This is the opposite extreme of perfect competition, and in it’s most crude form there is only one supplier of goods only(pure monopoly). The seller has a huge bargaining power advantage over the consumer, with total control over the market price of that product(monopoly power, conveniently), as they are the market(producer sovereignity).

The biggest characteristic is a lack of consumer choice in that industry. The only alternatives the consumer has is to not buy, or buy a substitute product in another(hopefully more competitive sellers), otherwise you must accept the price the monopoly will offer. Due to this lack of choice, demand is often inelastic, and changes in output directly influence price. Secondly, there are extremely high barriers to entry. The supplier can earn huge profit and other firms wanting some fo the action are prevented from doing so(the incentive function of the price mechanism breaks down as there is no reaction). Because of this power the firm enjoys from dominance, huge abnormal profits are often earnt.

The monopoly will proft maximise in general(in most cases, see individual firms behavior), output up to where MC=Marginal Revenue. Due to the inelastic demand(Average Revenue) curve it, being the market, has for it’s product, this will usually rest at an output which a very high clearing price shown above. Setting obscenely high prices means these max profits will be very high. There is a deadweight welfare loss, especially on the consumer side as some demand will be unsatisfied as some cannot afford this price.

Some products, such as water and power, cannot easily be abstained or substituted, and are necessities in day to day living. It is absolutely crucial that any monopolies in necessities suppliers are regulated. Such necessities are typically utilities, and are generally monopolies due to their ability to exploit economies of scale up to the market output(natural monopolies) meaning that, when regualted, consumers can enjoy lower prices.

Advantages of Monopoly: If one firm fills the industry, it is likely to be huge and reap the whole benefits of economies of scale(internal), which a bunch of competitive firms are unable to achieve. This can cut costs for the consumer, and still leave huge margins. Also, the giant profits allows reinvestment in product, in research and development. A competitive market such as nightclubs cannot better it’s product much over time, the lights, the music, the drinks will tend to be similar. A monopoly drugs company(for example) can search into life-saving products which have changed the world. There is also a more recent argument, put forward by Ausrian Joseph Schumpeter(sometimes in The Economist) of creative destruction. Say we have a popular industry which is monopolised, such as rail. The prospect of monopoly in a huge market creates great incentives not to beat the monopoly in the industry, they cant, but create a new one. Consumers tired of the (typically) high prices aswell as beaten firms will want to better the technology of the monopoly, beating their product all ends up. Schumpeter argued that this is good for technological advance in the long haul, changing guards of monopoly as replacement products are made is better than a competitive market with little advance, which is likely.
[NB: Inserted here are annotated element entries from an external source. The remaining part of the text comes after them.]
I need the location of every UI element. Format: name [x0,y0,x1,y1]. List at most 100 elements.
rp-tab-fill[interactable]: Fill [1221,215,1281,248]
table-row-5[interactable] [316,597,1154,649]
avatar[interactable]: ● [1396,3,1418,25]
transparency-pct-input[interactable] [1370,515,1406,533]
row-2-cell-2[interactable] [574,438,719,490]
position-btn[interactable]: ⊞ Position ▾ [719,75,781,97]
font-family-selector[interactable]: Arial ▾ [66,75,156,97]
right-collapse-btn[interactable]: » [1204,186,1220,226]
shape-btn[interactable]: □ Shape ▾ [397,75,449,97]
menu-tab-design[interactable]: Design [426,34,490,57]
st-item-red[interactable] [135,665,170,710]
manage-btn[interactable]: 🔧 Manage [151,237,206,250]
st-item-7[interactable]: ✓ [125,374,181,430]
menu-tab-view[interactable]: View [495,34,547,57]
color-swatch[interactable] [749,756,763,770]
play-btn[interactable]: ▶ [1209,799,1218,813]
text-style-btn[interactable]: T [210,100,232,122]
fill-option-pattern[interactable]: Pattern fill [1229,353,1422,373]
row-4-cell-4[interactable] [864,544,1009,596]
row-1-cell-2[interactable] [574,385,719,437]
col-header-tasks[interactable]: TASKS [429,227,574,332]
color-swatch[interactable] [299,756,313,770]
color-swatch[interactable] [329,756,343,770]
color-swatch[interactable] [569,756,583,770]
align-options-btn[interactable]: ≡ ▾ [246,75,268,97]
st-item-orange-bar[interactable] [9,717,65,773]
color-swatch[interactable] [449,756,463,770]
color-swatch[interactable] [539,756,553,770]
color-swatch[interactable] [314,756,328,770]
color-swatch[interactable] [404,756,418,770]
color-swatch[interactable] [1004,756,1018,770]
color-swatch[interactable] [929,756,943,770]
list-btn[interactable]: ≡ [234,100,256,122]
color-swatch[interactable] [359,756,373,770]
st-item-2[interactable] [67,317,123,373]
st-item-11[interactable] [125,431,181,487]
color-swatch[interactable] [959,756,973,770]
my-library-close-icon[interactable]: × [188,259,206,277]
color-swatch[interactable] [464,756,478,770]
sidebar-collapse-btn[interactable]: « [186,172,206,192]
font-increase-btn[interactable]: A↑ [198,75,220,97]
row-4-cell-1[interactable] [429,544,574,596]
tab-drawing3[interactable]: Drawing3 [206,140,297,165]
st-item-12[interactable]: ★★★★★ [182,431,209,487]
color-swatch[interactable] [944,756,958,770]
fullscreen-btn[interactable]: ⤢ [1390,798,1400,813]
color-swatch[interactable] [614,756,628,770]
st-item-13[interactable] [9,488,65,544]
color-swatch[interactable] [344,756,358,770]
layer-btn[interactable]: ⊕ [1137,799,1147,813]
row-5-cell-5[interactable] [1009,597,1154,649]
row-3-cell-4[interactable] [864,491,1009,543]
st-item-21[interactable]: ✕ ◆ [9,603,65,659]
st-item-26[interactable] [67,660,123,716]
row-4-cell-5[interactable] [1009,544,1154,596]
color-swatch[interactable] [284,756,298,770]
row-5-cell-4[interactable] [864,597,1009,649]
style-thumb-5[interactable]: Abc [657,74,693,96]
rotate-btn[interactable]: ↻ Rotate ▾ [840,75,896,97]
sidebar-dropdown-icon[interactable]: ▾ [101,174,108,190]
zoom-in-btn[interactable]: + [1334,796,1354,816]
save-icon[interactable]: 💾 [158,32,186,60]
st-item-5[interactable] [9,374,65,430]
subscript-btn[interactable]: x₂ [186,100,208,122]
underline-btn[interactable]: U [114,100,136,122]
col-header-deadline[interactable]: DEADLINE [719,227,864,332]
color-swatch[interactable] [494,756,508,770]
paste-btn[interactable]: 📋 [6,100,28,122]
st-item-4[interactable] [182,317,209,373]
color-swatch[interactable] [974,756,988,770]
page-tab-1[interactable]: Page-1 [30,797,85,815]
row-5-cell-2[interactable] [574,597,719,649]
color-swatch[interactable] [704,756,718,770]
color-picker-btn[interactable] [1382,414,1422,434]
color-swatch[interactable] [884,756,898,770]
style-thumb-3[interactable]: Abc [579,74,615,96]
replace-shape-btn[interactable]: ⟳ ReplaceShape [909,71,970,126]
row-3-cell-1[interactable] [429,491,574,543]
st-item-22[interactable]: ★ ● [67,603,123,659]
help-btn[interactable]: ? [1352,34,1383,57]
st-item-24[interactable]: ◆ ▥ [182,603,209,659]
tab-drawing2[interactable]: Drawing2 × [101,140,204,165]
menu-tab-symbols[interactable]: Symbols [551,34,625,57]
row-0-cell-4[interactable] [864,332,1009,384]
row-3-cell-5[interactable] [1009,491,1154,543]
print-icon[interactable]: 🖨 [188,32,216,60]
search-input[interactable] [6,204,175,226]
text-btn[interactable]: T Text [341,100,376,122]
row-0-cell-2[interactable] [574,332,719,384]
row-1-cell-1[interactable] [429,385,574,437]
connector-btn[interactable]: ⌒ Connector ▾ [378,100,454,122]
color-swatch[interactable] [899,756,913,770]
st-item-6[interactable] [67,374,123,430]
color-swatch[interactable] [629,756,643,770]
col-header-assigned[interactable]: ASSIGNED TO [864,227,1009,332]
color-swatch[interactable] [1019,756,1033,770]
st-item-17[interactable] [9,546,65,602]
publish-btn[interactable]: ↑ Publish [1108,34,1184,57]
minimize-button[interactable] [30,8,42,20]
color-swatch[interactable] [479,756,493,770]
Disadvantage of Monopoly is the deadweight welfare loss mentioned, where if the market was competitive(Price=Marginal Cost) more consumers would be satisfied than they are now, and more firms would enjoy profitability instead of just one. Also consumer surplus is eaten into, and people have to accept price hikes for the product. Even though there is the R and D/ lower costs argument of monopoly, the two are not really exploited if the monopoly is complacent. This is likely to happen where the industry product does not have a strong substitute, and demand is assured with high prices and stagnated product(boardroom complacency diseconomy).

cmon, dont do me for copyright;).

Monopolies and Efficiency: Because of a lack of incentive to minimise costs in it’s dominance, productive efficiency is unlikely(although with this costs can still be lower than PC due to economies of scale, appears to contradict I know!). Deadweight welfare losses and shortages mean high prices. An unregulated monopoly is allocatively inefficient, with prices not reflecting free supply and demand, monopolies control all supply, and need not react to market forces. Monopolies are to an extent dynamically efficient, due to R and D, creative destruction and incentives. Advance in product aswell as tech are more likely.

Monopolies in real life

Most monopolies we have, have created the market they dominate, rather than taken over an existing market. By creating the market we mean inventing a new version of a product, a market which didnt exist then patenting selling their idea. Very few have been allowed to take over an existing market due to AntiTrust Laws in the U.S and Competition Authorities in the UK stopping this from happening. Utilities, however, have been monopolies simply because of the natural monopoly concept(see above), subject to heavy regulation(Ofwat in water, Ofgem in energy etc). Typically these powerhouses are government or privatised firms.